2023 journal article
Synthesis of new benzimidazole based ruthenium (II) dyes for application in dye-sensitized solar cells with detailed spectroscopic and theoretical evaluation
JOURNAL OF MOLECULAR STRUCTURE, 1289.
author keywords: DSSCs; Ru (II) complexes; Density functional theory; Electron withdrawing ligands; Energy harvesters
UN Sustainable Development Goal Categories
7. Affordable and Clean Energy
(Web of Science)
Source: Web Of Science
Added: July 10, 2023
In this work, four ancillary ligands named SL-1 to SL-4, having core nucleus of 2-(2-pyridyl) benzimidazole, augmented with electron donating and electron withdrawing groups were successfully synthesized in good yields. The characterization of ligands was assured by FTIR, 1HNMR, 13CNMR, and X-ray crystallographic analysis. The as-synthesized ligands were subjected to complexation with 2,2′-bipyridyl-4,4′-dicarboxylic acid and potassium thiocyanate to prepare four new ruthenium (II) dyes. All the synthesized ruthenium (II) dyes were characterized by infrared spectroscopy and their photophysical and electrochemical studies were compared to the benchmarked dye (N719).
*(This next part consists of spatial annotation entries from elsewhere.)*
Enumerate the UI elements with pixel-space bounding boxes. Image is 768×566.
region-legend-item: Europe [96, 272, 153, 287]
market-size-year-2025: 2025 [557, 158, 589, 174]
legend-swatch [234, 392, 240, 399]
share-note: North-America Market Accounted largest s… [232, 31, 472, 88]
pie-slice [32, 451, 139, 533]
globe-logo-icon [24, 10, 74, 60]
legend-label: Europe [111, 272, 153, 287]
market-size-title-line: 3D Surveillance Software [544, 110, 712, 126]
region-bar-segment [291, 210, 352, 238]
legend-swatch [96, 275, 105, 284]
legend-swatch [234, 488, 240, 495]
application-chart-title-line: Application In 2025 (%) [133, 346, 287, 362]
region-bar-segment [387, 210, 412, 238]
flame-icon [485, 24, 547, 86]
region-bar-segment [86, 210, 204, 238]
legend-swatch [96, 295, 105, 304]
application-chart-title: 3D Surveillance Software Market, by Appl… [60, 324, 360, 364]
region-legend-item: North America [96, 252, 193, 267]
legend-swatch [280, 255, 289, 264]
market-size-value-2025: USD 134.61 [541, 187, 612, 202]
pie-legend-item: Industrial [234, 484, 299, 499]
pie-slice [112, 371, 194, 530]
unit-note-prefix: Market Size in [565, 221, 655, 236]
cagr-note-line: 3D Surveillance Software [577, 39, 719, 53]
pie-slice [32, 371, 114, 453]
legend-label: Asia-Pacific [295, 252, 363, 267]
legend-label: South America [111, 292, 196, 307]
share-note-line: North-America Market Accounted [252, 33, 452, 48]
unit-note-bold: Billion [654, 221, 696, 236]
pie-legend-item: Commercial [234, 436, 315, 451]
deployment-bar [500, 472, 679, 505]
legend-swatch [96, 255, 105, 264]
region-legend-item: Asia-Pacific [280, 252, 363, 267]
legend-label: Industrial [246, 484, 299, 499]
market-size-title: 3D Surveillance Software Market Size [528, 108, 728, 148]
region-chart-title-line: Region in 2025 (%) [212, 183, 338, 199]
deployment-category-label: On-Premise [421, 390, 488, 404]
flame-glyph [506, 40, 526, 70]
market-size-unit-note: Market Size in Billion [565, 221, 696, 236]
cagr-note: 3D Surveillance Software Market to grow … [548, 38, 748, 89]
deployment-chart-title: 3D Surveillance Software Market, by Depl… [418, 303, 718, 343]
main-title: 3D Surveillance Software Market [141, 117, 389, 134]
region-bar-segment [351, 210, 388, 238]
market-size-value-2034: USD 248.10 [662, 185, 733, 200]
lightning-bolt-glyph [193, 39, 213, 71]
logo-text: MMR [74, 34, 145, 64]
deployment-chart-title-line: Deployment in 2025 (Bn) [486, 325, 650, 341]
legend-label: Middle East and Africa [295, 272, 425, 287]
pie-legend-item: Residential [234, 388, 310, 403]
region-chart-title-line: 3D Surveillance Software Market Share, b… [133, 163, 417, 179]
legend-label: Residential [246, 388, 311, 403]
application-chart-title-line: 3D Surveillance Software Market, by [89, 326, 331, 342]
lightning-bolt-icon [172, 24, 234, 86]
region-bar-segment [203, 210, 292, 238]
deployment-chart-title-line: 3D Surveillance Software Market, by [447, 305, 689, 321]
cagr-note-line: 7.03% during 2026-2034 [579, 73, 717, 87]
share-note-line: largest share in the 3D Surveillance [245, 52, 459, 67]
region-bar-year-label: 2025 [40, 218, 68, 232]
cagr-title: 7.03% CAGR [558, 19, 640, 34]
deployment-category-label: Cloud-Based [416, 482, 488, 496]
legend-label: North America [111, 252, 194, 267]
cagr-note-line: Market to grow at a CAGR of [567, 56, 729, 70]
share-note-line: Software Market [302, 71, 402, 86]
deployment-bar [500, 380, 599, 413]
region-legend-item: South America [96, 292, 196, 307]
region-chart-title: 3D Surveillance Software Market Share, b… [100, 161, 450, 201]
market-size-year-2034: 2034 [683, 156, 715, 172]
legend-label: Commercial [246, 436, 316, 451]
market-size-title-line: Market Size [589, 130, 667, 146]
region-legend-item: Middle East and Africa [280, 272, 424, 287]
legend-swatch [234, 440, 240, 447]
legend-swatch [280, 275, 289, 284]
Density functional theory (DFT) and time-dependent density functional theory (TD-DFT) were performed to gain deep insights and better understanding of the quantitative structure-property relationships of the named ruthenium dyes (SL1–4). Results showed excellent correlation between the experimental and theoretical results; all the four new dyes exhibited narrow band gap and low singlet excitation energies (1.33 – 1.72 eV) indicating good light harvesting ability in DSSCs. Mulliken charge analysis reveals the intramolecular charge transfer between the highly electronegative nitrogen and oxygen donor centers and the strongly electropositive ruthenium acceptor in the synthesized dyes.